When you start thinking about a particular place, what are the few things that strike your mind? What is it famous for, what is its cultural heritage, what is the ideal time to visit the place so that its beauty and charm can be witnessed wholeheartedly? For Kolkata, the capital city of West Bengal, there are too many factors that attract a tourist to take a tour of the town. One of them being the regional festival of West Bengal, Durga Puja. Durga Puja is one of the grand
religious festivals in India that is celebrated even in the countries abroad.
Lovingly called as Pujo by the Bengalees, Durga Puja is the most celebrated and glorious festival of West Bengal.
It has risen in grandeur, and people of all backgrounds, irrespective of their religious views, have started participating in it.

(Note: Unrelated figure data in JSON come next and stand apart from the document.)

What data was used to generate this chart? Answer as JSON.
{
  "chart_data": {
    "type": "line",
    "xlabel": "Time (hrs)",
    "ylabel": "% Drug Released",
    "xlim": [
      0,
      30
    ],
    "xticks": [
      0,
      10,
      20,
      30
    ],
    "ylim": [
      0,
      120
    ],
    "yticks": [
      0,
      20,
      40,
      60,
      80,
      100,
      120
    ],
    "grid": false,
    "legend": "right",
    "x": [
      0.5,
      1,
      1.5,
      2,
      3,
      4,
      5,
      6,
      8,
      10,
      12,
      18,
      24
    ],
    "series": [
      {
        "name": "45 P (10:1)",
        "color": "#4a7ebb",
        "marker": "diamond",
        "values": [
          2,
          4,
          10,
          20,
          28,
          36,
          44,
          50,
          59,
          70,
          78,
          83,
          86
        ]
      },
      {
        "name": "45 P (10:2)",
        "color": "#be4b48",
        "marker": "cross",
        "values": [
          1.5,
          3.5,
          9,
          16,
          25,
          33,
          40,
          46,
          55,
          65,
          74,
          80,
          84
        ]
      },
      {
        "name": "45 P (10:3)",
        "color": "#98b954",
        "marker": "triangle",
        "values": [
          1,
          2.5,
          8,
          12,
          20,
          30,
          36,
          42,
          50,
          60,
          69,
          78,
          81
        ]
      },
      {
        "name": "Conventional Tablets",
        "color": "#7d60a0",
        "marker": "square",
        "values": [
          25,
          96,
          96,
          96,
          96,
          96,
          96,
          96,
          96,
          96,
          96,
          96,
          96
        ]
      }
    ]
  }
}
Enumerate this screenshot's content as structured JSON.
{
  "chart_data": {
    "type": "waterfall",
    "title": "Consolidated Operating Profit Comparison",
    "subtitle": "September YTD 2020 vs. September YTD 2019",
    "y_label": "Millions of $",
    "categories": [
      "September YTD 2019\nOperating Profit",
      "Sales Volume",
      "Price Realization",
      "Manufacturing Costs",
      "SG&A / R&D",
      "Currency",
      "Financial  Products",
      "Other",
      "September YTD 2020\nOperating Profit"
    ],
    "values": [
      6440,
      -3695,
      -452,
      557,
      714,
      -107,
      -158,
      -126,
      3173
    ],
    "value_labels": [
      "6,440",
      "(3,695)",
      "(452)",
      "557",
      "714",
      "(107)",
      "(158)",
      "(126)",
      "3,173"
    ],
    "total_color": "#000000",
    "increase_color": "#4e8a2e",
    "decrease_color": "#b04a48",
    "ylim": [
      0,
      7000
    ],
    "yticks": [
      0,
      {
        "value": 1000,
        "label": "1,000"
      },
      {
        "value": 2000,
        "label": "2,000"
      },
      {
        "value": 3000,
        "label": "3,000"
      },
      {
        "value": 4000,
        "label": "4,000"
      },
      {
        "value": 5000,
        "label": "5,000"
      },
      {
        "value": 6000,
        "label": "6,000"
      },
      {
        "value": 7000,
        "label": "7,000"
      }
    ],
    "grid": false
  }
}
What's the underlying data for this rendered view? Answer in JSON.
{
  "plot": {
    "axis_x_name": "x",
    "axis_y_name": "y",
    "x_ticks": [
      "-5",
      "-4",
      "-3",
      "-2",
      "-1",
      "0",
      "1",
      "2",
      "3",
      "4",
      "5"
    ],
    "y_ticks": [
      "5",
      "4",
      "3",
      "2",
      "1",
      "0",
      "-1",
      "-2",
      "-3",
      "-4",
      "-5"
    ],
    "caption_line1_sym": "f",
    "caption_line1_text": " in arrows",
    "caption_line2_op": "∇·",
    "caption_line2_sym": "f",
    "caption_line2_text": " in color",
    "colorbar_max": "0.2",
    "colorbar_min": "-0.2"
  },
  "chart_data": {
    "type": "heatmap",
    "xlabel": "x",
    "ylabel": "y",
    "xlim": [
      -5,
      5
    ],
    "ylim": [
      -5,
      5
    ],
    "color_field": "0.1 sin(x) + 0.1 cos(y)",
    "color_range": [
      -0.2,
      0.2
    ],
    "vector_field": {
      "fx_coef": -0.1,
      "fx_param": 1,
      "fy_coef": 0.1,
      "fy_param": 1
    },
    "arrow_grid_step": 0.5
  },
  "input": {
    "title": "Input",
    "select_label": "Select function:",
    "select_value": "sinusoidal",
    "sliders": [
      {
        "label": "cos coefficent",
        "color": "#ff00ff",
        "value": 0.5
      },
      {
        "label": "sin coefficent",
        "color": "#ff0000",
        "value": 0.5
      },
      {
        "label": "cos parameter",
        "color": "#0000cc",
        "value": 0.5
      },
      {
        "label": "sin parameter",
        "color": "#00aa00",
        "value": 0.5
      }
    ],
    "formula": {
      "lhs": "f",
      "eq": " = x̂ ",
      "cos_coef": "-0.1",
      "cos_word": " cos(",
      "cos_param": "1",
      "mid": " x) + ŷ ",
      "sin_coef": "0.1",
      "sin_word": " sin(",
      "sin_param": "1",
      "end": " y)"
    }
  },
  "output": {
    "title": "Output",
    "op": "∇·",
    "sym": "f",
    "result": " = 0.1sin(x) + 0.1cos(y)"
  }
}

Maa Durga, as the Bengalis call her, arrives on a lion, her ten arms wielding weapons of war. At her feet lies the villain, the Mahishasura, the symbol of evil, slain, blood spurting out of his chest which has just been pierced by her spear. Durga is flanked on either side by her four children. Her two daughters Lakshmi and Saraswati, goddesses in their own right – the former of wealth and the latter of knowledge – are escorted by their faithful mascots, the owl and the swan, respectively. Also accompanying Durga are her two sons, the pious Ganesha and the foppish Kartikeya, piggybacked on their mascots, the rat, and the peacock, respectively. The clay idols, dressed up in colourful cloth and glittering gems, brandishing an assortment of articles such as weapons of war and musical instruments, are not less than six feet in height.
On the day of Dashami the idols are immersed in the Ganges and there is ‘Misty mukh’ and ‘Sindoor khela’, whereby married women smear each other with vermillion and pray for their well beings.. People embrace each other and offer sweets and pray for everyone’s prosperity and well being. The people wait another one year for Maa’s home coming.